December 6, 2009

Results Are In ...



NO spinal mass!!!
Such awesome news!

There IS a protrusion there, but the MRI concluded that it isn't a mass... instead it is most likely caused by the vertically herniated disk diverting the spinal fluid flow.

Such a relief!
So it's just the thyroid to worry about. The Dr has said it isn't an emergency, "must remove now", situation as it isn't rapidly growing. Surgery will be sometime soon after the new year.

In other thyroid news ...
I had my annual check up last week (and by annual I mean... this is the first check-up I've had in 5 years! Bad, I know :-P). So, we did the normal stuff. Pap came back fine (something I worry about because of family history, so I am extremely relieved that after 5 years of ignoring my fears, the tests came back fine), and we ran a panel of blood tests just to check stuff out.

I must preface this with what the Dr said to me during the exam...
Upon looking at my chart, she looked up at me with a surprising look and said...
"WOW, it's rare these days that I see a patient in here that is at healthy weight, do you do anything to maintain that or are you just blessed with good genes"?
To which I replied... "I focus a good deal on being healthy"

Ok, skip ahead to the call I received from her regarding the results from the lab work...
"Hi Mrs Paul (wish people would just call me Meli, lol), I just wanted to go over your lab results with you. Everything came back good, except for surprisingly your thyroid levels"!

WTF?! The irony... is it funny to anyone else?

Irony #1 ... we have the thyroid issues just discovered in my husband!
Irony #2 ... "my my, you're at such a healthy weight, it's rare I see that these days"!

Again I say ...WTF!?

She said my levels were high, which indicates a slow thyroid (hypothyroidism). She wants me to come back in a couple of weeks to have my levels retested, see if perhaps it was just a fluke or something, and we'll go from there. I had been under a great deal of stress, not really eating much as my stomach felt so upset, and I haven't been exercising as much as I used to, so it's possible all of that affected the results. Now that Nicks results are in (and the news was AWESOME) my stress level has greatly decreased, and my appetite is back. Coupled with me resuming regular exercise, and adding in some good thyroid rejuvenating foods, herbs, etc ... hopefully those levels will look better in a couple of week!

December 2, 2009

it's not the dreads fault


My dreads are two months old (well, they will be tomorrow). Still very new and ever changing. Making them so easy to pick on. I had a feeling this would happen. Atleast I was prepared for it this time ... Able to recognize and curb the crazy before it took over.

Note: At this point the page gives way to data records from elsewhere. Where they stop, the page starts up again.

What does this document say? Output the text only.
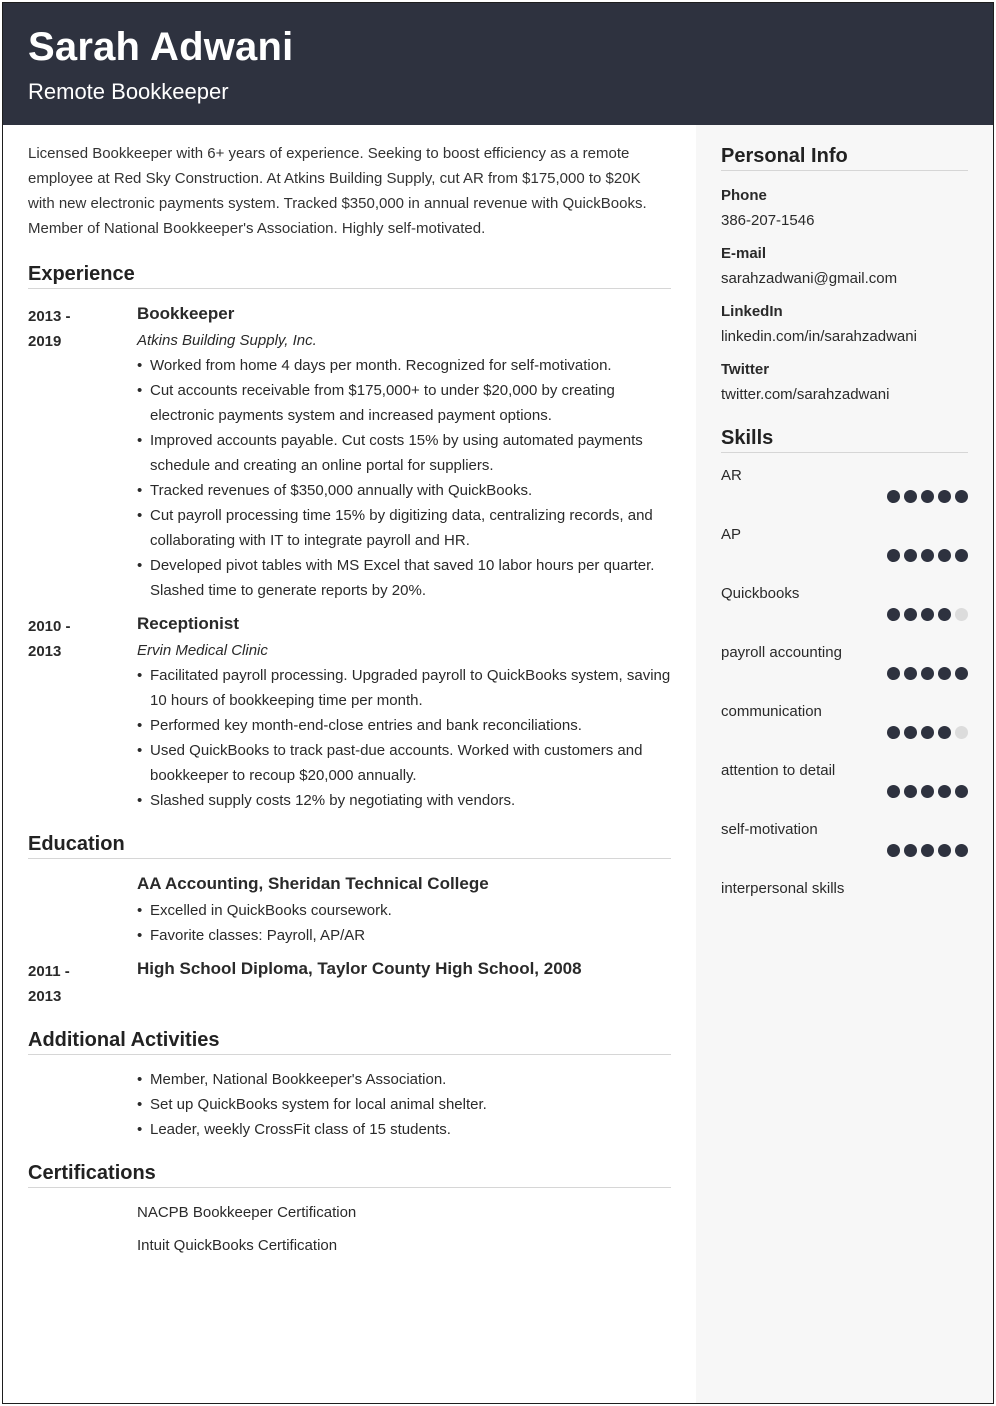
Sarah Adwani
Remote Bookkeeper
Personal Info
Phone
386-207-1546
E-mail
sarahzadwani@gmail.com
LinkedIn
linkedin.com/in/sarahzadwani
Twitter
twitter.com/sarahzadwani
Skills
AR
AP
Quickbooks
payroll accounting
communication
attention to detail
self-motivation
interpersonal skills

Licensed Bookkeeper with 6+ years of experience. Seeking to boost efficiency as a remote employee at Red Sky Construction. At Atkins Building Supply, cut AR from $175,000 to $20K with new electronic payments system. Tracked $350,000 in annual revenue with QuickBooks. Member of National Bookkeeper's Association. Highly self-motivated.

Experience
2013 -
2019
Bookkeeper
Atkins Building Supply, Inc.
• Worked from home 4 days per month. Recognized for self-motivation.
• Cut accounts receivable from $175,000+ to under $20,000 by creating electronic payments system and increased payment options.
• Improved accounts payable. Cut costs 15% by using automated payments schedule and creating an online portal for suppliers.
• Tracked revenues of $350,000 annually with QuickBooks.
• Cut payroll processing time 15% by digitizing data, centralizing records, and collaborating with IT to integrate payroll and HR.
• Developed pivot tables with MS Excel that saved 10 labor hours per quarter. Slashed time to generate reports by 20%.
2010 -
2013
Receptionist
Ervin Medical Clinic
• Facilitated payroll processing. Upgraded payroll to QuickBooks system, saving 10 hours of bookkeeping time per month.
• Performed key month-end-close entries and bank reconciliations.
• Used QuickBooks to track past-due accounts. Worked with customers and bookkeeper to recoup $20,000 annually.
• Slashed supply costs 12% by negotiating with vendors.
Education
AA Accounting, Sheridan Technical College
• Excelled in QuickBooks coursework.
• Favorite classes: Payroll, AP/AR
2011 -
2013
High School Diploma, Taylor County High School, 2008
Additional Activities
• Member, National Bookkeeper's Association.
• Set up QuickBooks system for local animal shelter.
• Leader, weekly CrossFit class of 15 students.
Certifications
NACPB Bookkeeper Certification
Intuit QuickBooks Certification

Over the past week I've found myself disliking my dreads more and more. Having urges to fix this or to fix that. Even tempted on a couple of occasions to just take them out ... resigned to the fact that this journey obviously isn't for me. And knowing that taking them out this time would be a helluva lot easier and quicker then it was the first time (they're much older this time, but not nearly as thick, strong, and formed as last from all of my poking and prodding) made it all the more tempting.

But, my dear readers, I am happy to report that I recognized the distress for what it was. Again, not at all about my hair (well, maybe a little... lol), but more about the disarray that my/our lives are in. Knowing how close to divorce we were just a short week / 2 weeks ago. Seeing how that alone has affected our children, and wondering how the sudden merge together again will affect them. Being hit with the news of cancer, but not yet knowing the full extent of it. Waiting on more testing, while forcing ourselves to remain positive and grateful, and not always succeeding in that. Searching for the right way to tell the children when all the answers do finally come in. Really hoping and praying that this is the "thing" Nick has been praying for for years to give him the strength and confidence he needs to turn his life around, but being utterly anxious and terrified that I am walking face first into hell, again... putting my heart and those of my children on the line to be destroyed, again. All the while asking for a level of strength and courage and humbleness that I'm not sure if I posses. It's easier to just throw all of those feelings into, again, my hair. But, not this time!! These are all feelings I need to accept and face, not hide behind. My anxiety will NOT get the better of me this time. I'm on to myself, muah ha ha ha!

The additional testing has been scheduled for tomorrow afternoon. Hopefully on Friday, early next week at the latest, we'll have more answers. That alone is a relief and something to be grateful for. Soon... soon we'll know.

Where this leaves my dreads ... I may not be overly satisfied with them right now, but I do still love them. I know that patience and time is all that is needed for these bebes to grow into the beauties I know they can be. Until then, all the loose, curvy, loopies are becoming beautiful to me.